Organizations should also consider how easily and flexibly infrastructure integrates existing systems. Opt for architectures that are not vendor-specific to simplify migrations or change services as business requirements evolve.
Payment Gateway Infrastructure for Omnichannel Payments
Keeping payment gateway infrastructure unified and centralized across channels helps create a consistent customer experience and apply the same security controls across channels.
Unified Payment Flows Across Channels
A unified payment infrastructure helps ensure data is processed the same way regardless of where the transaction occurs.
Centralized Payment Management
Managing payments through a centralized gateway or platform can help organizations apply consistent security controls and payment workflows across channels.
Why Consistency Matters
Consistent workflows across channels improve operational efficiency and help prevent security gaps.
How Payment Gateway Infrastructure Is Evolving
Payment gateway infrastructure continues to adapt as organizations add more channels and manage growing security and compliance requirements.
API-Driven and Cloud-Native Gateways
Modern payment gateways often rely on APIs and cloud-based infrastructure that provide greater flexibility to deploy, integrate, and scale payment systems.
AI and Smart Routing
More organizations are incorporating intelligent routing technologies that optimize transaction processing to improve authorization rates and support fraud prevention.
Increased Focus on Security Architecture
As organizations place greater emphasis on security, technologies such as encryption and tokenization are becoming common components of modern payment infrastructure.
How Bluefin Secures Payment Gateway Infrastructure
Bluefin’s approach to payment gateway infrastructure reduces exposure to sensitive payment data to keep information protected and simplify compliance across channels.
Encrypt Payment Data Before It Enters Systems
Bluefin’s PCI-validated P2PE encrypts payment data at the point of interaction, before it ever enters merchant systems.
Tokenization Across Payment Workflows
Bluefin’s vaultless tokenization replaces sensitive payment data with tokens that can be used throughout the payment lifecycle to support recurring payments and other payment workflows.
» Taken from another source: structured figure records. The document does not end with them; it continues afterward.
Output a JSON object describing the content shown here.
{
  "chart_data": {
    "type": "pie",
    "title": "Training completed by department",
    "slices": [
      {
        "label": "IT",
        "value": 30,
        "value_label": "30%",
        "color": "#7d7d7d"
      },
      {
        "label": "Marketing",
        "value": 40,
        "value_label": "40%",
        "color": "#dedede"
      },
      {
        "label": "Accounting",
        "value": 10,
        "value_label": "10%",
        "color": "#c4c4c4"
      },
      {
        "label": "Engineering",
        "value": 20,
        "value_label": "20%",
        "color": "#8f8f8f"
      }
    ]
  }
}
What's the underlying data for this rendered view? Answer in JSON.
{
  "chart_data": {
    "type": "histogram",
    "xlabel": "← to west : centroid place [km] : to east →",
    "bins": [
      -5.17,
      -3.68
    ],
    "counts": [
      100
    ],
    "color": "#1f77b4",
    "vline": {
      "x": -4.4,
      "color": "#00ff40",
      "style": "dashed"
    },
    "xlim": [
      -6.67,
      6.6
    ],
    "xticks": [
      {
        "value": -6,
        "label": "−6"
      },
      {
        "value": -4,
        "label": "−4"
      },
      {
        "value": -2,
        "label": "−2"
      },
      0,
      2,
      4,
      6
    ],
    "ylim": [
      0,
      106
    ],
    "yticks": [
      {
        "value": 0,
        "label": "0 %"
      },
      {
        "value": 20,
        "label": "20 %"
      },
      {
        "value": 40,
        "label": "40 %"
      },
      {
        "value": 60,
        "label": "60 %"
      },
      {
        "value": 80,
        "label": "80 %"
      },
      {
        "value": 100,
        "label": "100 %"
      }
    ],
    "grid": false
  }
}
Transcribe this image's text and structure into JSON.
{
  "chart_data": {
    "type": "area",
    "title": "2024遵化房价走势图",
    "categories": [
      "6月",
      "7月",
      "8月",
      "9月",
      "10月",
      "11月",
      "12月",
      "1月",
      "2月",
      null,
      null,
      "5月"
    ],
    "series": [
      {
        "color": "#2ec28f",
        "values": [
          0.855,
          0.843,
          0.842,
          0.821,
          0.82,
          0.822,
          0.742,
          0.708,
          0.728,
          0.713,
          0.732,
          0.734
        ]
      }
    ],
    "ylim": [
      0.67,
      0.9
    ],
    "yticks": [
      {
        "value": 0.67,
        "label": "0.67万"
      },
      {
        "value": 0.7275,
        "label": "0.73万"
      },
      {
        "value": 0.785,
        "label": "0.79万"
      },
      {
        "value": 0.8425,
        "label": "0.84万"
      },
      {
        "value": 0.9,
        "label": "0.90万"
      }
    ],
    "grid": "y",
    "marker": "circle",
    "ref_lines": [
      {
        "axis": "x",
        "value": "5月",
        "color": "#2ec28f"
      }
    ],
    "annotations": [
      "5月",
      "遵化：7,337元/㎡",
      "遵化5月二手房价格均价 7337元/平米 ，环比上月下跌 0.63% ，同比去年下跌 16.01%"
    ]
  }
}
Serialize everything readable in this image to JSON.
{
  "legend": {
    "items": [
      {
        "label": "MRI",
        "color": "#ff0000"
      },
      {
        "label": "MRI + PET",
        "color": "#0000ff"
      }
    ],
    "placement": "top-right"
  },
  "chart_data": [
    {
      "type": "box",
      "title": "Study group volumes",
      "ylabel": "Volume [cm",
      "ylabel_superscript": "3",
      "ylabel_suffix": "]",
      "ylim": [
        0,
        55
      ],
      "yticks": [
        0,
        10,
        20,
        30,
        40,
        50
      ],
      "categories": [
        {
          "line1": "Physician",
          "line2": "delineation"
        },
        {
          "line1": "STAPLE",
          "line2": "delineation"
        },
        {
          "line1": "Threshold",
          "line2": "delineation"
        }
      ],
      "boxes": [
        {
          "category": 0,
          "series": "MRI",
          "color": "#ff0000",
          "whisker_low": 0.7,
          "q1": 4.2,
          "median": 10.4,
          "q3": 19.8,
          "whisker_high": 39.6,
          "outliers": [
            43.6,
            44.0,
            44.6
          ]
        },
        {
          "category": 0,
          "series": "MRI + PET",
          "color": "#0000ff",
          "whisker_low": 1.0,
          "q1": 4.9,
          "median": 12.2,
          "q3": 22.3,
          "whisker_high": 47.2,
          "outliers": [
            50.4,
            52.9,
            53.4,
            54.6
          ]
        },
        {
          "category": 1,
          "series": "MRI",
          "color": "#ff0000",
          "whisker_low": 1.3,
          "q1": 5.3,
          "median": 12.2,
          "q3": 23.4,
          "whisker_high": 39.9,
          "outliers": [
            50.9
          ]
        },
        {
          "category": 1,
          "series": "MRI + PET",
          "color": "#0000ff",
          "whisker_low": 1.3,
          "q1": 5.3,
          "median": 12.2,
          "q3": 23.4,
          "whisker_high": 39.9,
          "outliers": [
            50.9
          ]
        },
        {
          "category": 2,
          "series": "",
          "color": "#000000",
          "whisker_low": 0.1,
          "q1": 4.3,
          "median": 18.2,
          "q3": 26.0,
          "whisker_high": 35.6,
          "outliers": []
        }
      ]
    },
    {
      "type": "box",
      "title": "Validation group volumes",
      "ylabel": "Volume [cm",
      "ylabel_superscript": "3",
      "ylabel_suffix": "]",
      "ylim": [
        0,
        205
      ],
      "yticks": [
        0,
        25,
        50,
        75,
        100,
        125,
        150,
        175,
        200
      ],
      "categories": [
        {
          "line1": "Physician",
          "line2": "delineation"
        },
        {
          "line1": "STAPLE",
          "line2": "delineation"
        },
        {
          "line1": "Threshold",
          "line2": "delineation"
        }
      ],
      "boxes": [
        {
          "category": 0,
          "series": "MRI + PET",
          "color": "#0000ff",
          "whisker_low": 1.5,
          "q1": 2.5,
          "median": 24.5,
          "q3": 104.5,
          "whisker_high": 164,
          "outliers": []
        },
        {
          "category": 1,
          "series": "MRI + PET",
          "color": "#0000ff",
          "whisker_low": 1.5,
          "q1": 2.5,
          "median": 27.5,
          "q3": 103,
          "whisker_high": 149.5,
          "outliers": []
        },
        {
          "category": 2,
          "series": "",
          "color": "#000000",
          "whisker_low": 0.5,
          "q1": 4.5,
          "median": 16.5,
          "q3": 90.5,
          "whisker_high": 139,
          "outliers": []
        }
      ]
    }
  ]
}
Reduce PCI Scope Through Architecture
Because Bluefin’s architecture limits where payment data exists, organizations can reduce risk and simplify PCI compliance efforts from the beginning of transactions instead of relying solely on downstream security controls.
Support Omnichannel Payment Security
Bluefin helps organizations apply consistent security controls across channels to provide unified customer experiences and payment operations.
Secures Payment Gateway Infrastructure with Bluefin
Far more than a simple connection between systems, payment gateway infrastructure serves as the foundation of payment performance, security, and compliance.
Your payment infrastructure shouldn’t increase risk. Contact Bluefin to secure payment data and simplify PCI compliance.
Payment Gateway Infrastructure FAQs
How does a payment gateway differ from a processor?
A payment gateway captures and transmits payment information, while a payment processor routes the transaction through the payment ecosystem.
How does infrastructure affect PCI scope?
Payment infrastructure determines how many systems interact with raw payment data. More systems increase the cardholder data environment (CDE) and PCI scope.
What makes a payment gateway secure?
A secure payment gateway protects payment data at every stage of the transaction by reducing where this data exists and how many systems can access it.
What is the best payment gateway architecture?
The best payment gateway architecture reliably and efficiently supports payment processing while minimizing exposure to sensitive payment data, supporting a consistent customer experience, and providing the flexibility to scale.